Why does this idea sound so radical? In the early 70s Milton Friedman of the Chicago School of Economics famously stated that the sole purpose of business was to earn profits for shareholders, preferably on an accelerating quarter by quarter basis, and all other stakeholders should be ignored. This deeply flawed concept became the “conventional wisdom” that almost all businesses followed. The Business Roundtable finally turned this dictum on its head by observing that the proper role of a corporation in modern society is to serve all its stakeholders, including employees, customers, vendors, shareholders, and the communities being served by the business. This is the biggest shift in business thinking since 1970 and poses revolutionary corollaries. Finally, we will see business begin to act as a servant of the society from which it emerges rather than as a predator of that same society.
Working for the adoption of stakeholder capitalism as I have for thirty-five years, I know it is a ridiculous notion that somehow an economy can flourish when the society from which it arises is suffering major dislocations.

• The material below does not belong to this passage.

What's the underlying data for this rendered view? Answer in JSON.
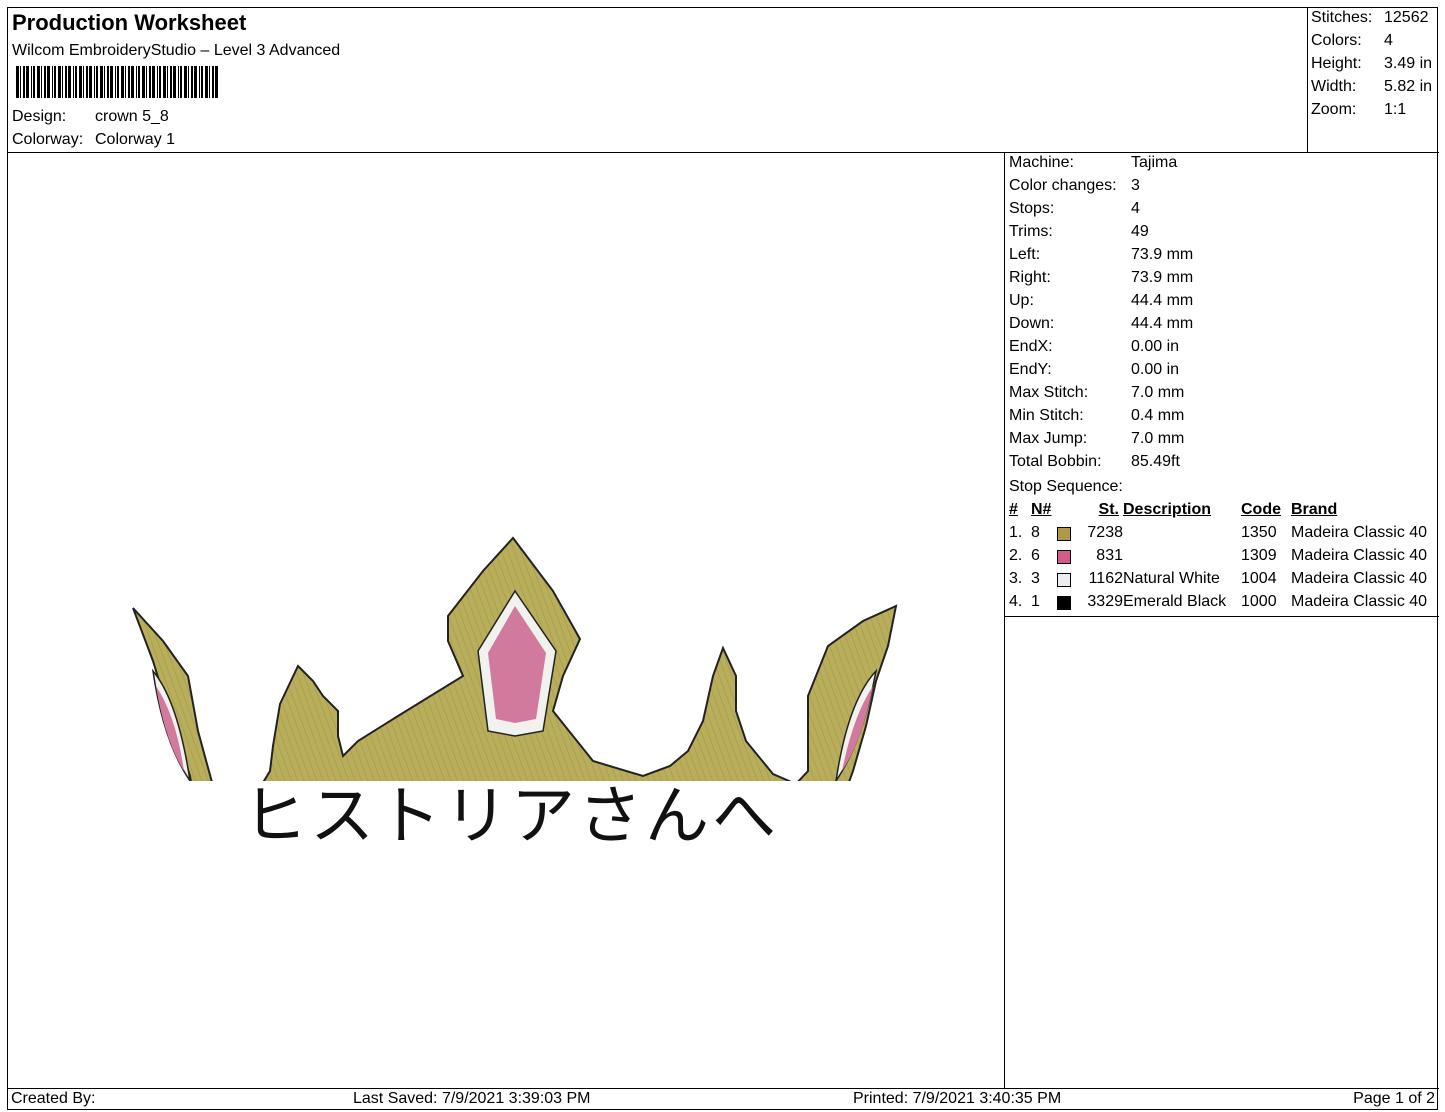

Business must be a reflection of the needs and desires of the larger society of which it is part in order to succeed. No one can make money today in Yemen but munitions makers—an unstable society is nowhere to make a profit. Hence, you can be certain that business has a major bias toward creating societal wide abundance in order for production, sales and profits to continue growing into the future.
When the Business Roundtable redefined itself through the “Statement of Purpose” mentioned above, the Academy sent a letter to the President and CEO of the Business Roundtable, Josh Bolton acknowledging the monumental shift in the business mindset. In that letter we offered to have JUST Capital monitor and report on the Roundtable’s newfound commitment to society as a way to convince the public that this was not going to be merely a whitewashing exercise.
JUST Capital is an independent nonprofit that ranks companies based on their level of stakeholder capitalism as defined by over 90,000 interviews of average Americans all over the country which in turn are reflected in annual rankings analyzing the behavior of the 1,000 largest public companies in the USA, and how well those companies are listening to what behaviors the public wants to see as “just.”
Showcased personally in numerous key meetings by Klaus Schwab, Founder and Executive Chairman of the World Economic Forum, JUST Capital lead the Davos conversations to catalyze a major statement released at the end of the meeting underscoring the assent of the stakeholder capitalism model to the pinnacle of business strategy.
As Klaus Schwab observed, “with the world at such critical crossroads, this year we must develop a ‘Davos Manifesto 2020’ to reimagine the purpose and scorecards for companies and governments. It is why the World Economic Forum was founded 50 years ago, and it is what we want to contribute to for the next 50 years.”
And that is exactly what they did.
The meeting concluded with a list of 21 actions for 2021, including but not limited to enhanced standards for transportation, supply chain management, energy resources, work safety, data protection, and general welfare of employees.
Not to mention, this year’s meeting set new global sustainability summit standards to achieve becoming 100 percent carbon neutral, sourcing food locally, encouraging a plant-based menu and reducing net waste.
The Academy would like to formally honor the World Economic Forum for adopting, at last, the standards which they admit are truer to their founding principles than the Friedman aberration they adopted 50 years ago. This is a huge win for consumers, employees, vendors, and everyone who participates in the global economy.
It is great news that the business community intends to be more involved in solving global issues, and, it has the additional benefit of being very good for business!